Review: Palm Reader – Braille

Review: Palm Reader – Braille

Palm Reader - BrailleLast year, Nottingham-based quintet Palm Reader changed their Twitter bio to specifically indicate they were ‘NOT a hardcore band.’ Even if they needed to state it by fact, their craft displayed on ‘Bad Weather’ and ‘Beside the Ones We Love’ has proven them to run creative circles around any UKHC contemporaries content with ripping off Gallows for a living.

Perhaps it was a helpful disclaimer for the uninformed who believe they can walk straight into third full-length, ‘Braille’, for a quick adrenaline dose, then walk away again. This album is, hostile and willing to journey listeners down vast rabbit holes of ambience and prog-metal extravagance.

It’s not a complete departure from the throat-punching band we’ve known up to this point, as opener ‘Swarm’ forcefully demonstrates via scattergun instrumentation juddering in unpredictable time-signatures like a bullet bouncing off the bars in a metal cage. Plus, the dense opening to ‘Coalesce’ is easily the heaviest moment of their back catalogue up to now.

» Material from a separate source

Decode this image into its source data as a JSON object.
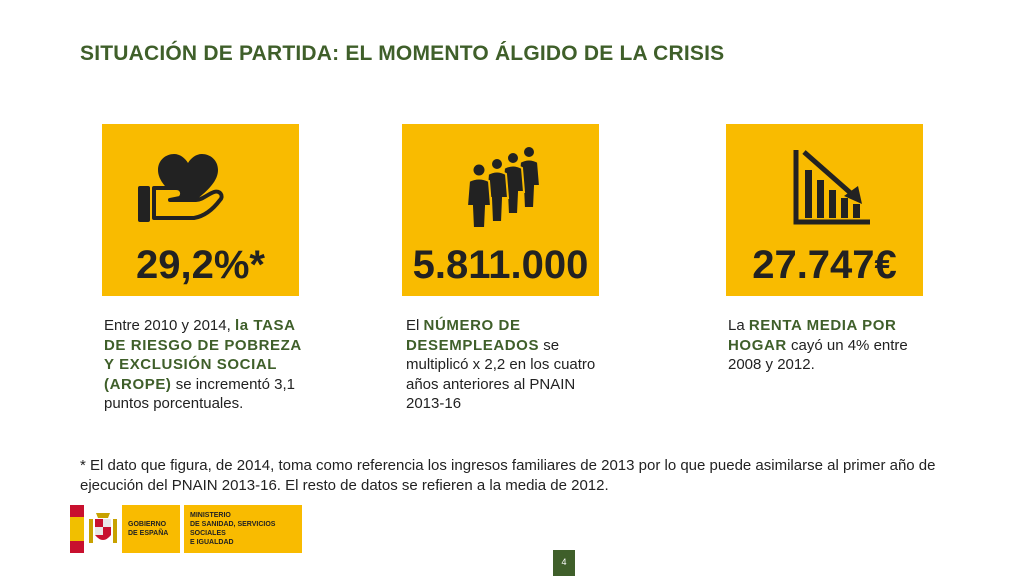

More importantly, this album is about Palm Reader’s metamorphosis into a bolder, more affluent sounding outfit. Guitarist Andy Gillan’s love for Mastodon inspires the luminous leads that open ‘Inertia’, while sweeping choruses in ‘Internal Winter’ and ‘The Turn’ are built on concrete rhythm sections that demand your undivided attention. This is also achieved by frontman Josh McKeown’s increased confidence, particularly in the use of clean vocals, resulting in a more vulnerable, dimensional performance.

Palm Reader have always shone as more ambitious than a lot of artists on their playing field, and on ‘Braille’ that ambition is put into full effect. It’s a record that demands patience, focus and an emotional resonance greater than a release of energy. But that’s okay, because this is not a hardcore record, and Palm Reader are not a hardcore band.

4.5/5

‘Braille’ by Palm Reader is released on April 6th via Silent Cult Records.